SpikeGuard simulates real-world camera-trap attacks with differentiable PyTorch transforms that run on GPU:
| Attack | What It Simulates |
|---|---|
| Dust Occlusion | Brownish/greenish rectangular patches with soft edge blending |
| IR Glare | Gaussian brightness with reddish-white channel weighting (torch/headlight) |
| Motion/Rain Blur | Directional 1D convolution kernels at random angles |
| Sensor Noise | Gaussian + salt-and-pepper noise (extreme weather degradation) |
| Foliage Coverage | Irregular green-tinted patches with alpha blending |
Unseen attacks (held-out test set only) use distinct transforms — textured dust, angled tape, lens flare, fog, camera-shake blur — for honest robustness evaluation.
| Mode | Clean Accuracy | Tampered Accuracy | Spike Count (Energy) | Robustness Gap |
|---|---|---|---|---|
| Baseline ANN | 82.3% | 61.7% | N/A | -20.6% |
| Vanilla SNN | 78.1% | 59.4% | 1,247 | -18.7% |
| Energy Only | 76.5% | 62.1% | 834 | -14.4% |
| Robust Only | 79.8% | 68.3% | 1,189 | -11.5% |
| SpikeGuard | 81.2% | 72.6% | 912 | -8.6% |
- SpikeGuard closes the robustness gap by 58% compared to baseline ANN (-8.6% vs -20.6%)
- 33% fewer spikes than vanilla SNN while maintaining higher accuracy
- Pareto-optimal on the accuracy-energy frontier — no other mode dominates on both metrics
- Unseen attack generalization: SpikeGuard maintains 69.1% accuracy on held-out attacks vs 54.2% for baseline ANN
Accuracy
^
| * SpikeGuard
| /
| * Robust Only
| /
| * Energy Only
|/
* Vanilla SNN
* Baseline ANN
+------------------> Energy (spike count)
Note: Results shown are from CIFAR-10 simulation mode.
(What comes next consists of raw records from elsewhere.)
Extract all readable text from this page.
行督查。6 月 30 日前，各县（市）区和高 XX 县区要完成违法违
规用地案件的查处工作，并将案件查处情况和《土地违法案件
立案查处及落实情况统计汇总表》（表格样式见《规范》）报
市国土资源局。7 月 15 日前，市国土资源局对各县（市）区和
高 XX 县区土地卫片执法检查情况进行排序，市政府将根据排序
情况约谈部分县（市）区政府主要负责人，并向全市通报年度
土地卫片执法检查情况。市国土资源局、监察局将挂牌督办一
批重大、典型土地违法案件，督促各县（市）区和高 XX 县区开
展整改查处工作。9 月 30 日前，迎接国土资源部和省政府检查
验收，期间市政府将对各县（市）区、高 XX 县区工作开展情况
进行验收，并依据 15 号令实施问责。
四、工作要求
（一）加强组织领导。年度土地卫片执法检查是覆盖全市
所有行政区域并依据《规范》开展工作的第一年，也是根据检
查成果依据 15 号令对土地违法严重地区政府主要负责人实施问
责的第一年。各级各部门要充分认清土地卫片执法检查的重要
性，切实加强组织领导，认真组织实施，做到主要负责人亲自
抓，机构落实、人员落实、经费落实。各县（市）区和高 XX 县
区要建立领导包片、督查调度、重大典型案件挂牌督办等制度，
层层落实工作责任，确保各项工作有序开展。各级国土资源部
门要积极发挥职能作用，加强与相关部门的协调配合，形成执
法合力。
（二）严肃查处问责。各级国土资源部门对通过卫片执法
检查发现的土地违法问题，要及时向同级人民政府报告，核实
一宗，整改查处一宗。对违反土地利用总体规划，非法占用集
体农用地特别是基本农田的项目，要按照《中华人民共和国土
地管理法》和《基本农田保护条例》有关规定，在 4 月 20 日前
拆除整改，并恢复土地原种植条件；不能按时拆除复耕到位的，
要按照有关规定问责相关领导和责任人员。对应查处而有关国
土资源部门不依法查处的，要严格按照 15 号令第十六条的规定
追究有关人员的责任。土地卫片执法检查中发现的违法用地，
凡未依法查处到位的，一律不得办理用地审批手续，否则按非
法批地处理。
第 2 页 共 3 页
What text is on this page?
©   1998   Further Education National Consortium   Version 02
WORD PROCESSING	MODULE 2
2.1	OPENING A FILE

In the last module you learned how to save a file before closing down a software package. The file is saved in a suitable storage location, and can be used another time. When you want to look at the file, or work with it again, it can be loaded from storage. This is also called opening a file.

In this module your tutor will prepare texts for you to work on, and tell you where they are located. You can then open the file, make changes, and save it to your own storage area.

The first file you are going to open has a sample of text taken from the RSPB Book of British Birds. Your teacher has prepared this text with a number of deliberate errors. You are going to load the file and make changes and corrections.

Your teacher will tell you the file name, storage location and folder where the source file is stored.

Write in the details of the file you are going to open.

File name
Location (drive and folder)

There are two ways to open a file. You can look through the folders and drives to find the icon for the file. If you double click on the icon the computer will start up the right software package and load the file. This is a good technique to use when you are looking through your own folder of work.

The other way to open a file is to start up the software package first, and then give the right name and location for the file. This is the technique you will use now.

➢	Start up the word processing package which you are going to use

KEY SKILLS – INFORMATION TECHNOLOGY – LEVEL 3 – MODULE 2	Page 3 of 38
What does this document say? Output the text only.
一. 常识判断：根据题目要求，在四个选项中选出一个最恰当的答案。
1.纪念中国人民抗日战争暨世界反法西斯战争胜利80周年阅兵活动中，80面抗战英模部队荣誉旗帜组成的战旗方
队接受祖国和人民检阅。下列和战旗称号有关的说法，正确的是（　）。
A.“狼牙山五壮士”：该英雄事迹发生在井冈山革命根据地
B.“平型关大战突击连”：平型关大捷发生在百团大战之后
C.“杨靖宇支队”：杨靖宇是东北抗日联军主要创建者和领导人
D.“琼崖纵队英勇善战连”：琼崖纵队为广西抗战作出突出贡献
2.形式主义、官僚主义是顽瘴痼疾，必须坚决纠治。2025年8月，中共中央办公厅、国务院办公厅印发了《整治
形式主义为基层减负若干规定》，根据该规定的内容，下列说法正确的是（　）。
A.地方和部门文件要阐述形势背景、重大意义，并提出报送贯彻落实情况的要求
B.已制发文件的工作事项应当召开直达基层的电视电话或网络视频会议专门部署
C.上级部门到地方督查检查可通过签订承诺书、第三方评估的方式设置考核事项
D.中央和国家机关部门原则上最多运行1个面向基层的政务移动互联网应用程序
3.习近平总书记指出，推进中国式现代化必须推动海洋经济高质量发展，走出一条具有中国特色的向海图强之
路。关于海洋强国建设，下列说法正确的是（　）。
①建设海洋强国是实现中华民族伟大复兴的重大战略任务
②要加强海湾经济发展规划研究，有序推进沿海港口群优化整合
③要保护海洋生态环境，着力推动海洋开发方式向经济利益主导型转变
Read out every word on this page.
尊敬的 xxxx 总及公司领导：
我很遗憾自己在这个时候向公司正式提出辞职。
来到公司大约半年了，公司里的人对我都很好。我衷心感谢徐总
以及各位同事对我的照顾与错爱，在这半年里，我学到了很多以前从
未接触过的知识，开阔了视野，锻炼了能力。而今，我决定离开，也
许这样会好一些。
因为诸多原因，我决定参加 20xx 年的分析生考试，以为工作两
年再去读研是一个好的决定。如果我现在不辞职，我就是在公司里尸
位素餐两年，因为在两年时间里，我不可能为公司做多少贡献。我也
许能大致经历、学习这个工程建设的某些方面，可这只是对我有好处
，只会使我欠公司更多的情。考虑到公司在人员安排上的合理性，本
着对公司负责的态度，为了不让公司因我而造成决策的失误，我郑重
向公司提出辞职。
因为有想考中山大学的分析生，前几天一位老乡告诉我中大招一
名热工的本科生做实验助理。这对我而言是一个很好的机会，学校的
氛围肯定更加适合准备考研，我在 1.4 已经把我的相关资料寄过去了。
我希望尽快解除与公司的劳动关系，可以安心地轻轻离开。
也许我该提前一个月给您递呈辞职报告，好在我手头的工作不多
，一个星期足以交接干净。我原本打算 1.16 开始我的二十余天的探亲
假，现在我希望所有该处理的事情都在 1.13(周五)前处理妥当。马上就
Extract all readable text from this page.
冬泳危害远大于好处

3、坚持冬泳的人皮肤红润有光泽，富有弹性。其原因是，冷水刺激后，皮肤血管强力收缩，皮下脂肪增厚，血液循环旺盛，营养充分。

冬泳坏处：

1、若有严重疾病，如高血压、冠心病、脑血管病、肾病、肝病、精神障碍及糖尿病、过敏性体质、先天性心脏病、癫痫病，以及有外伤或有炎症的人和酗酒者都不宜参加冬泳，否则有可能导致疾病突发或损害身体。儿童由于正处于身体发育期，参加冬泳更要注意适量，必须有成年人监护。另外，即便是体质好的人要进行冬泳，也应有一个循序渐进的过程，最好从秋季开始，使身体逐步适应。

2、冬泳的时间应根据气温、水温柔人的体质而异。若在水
Real iWildCam data evaluation is pending — actual performance on wildlife imagery may differ.
| Mode | Model Type | lambda1 (Energy) | lambda2 (Robustness) | Purpose |
|---|---|---|---|---|
baseline_ann |
ANN (ReLU) | 0.0 | 0.0 | Standard CNN baseline |
vanilla_snn |
SNN (PLIF) | 0.0 | 0.0 | SNN without regularization |
energy_only |
SNN (PLIF) | 0.3 | 0.0 | SNN optimized for low spikes |
robust_only |
SNN (PLIF) | 0.0 | 0.5 | SNN optimized for tamper resistance |
spikeguard |
SNN (PLIF) | 0.1 | 0.5 | Full method — both objectives |
10-class camera-trap classification:
tiger · leopard · elephant · deer · wild_boar · bear · monkey · bird · human · blank
Data modes:
- Simulation — CIFAR-10 remapped to wildlife classes (fast prototyping)
- Real — Folder-based wildlife image dataset (iWildCam or custom)
- Spike raster plots — visualize neural firing patterns per layer and timestep
- Pareto frontier — accuracy vs. energy trade-off visualization across all modes
- ONNX export — SNN exported as single-step (T=1) for deployment compatibility
- Dynamic quantization — INT8 post-training quantization for edge deployment
- AMD GPU support — ONNX Runtime with VitisAI/DML/ROCm provider detection
- Reproducible — full seeding (torch, numpy, random, CUDA, PYTHONHASHSEED)
- Spike count is a relative energy proxy, not absolute joule measurements. Actual hardware energy savings depend on deployment platform (neuromorphic chip vs. conventional GPU/CPU).
- CIFAR-10 simulation mode is for rapid prototyping. Real iWildCam data is needed for production evaluation.
- SNN→ONNX export uses single-step inference (T=1). Full temporal spiking dynamics are preserved in training but collapsed for deployment compatibility.
MIT License — see LICENSE for details.
Neuromorphic computing for conservation — because wildlife deserves efficient AI.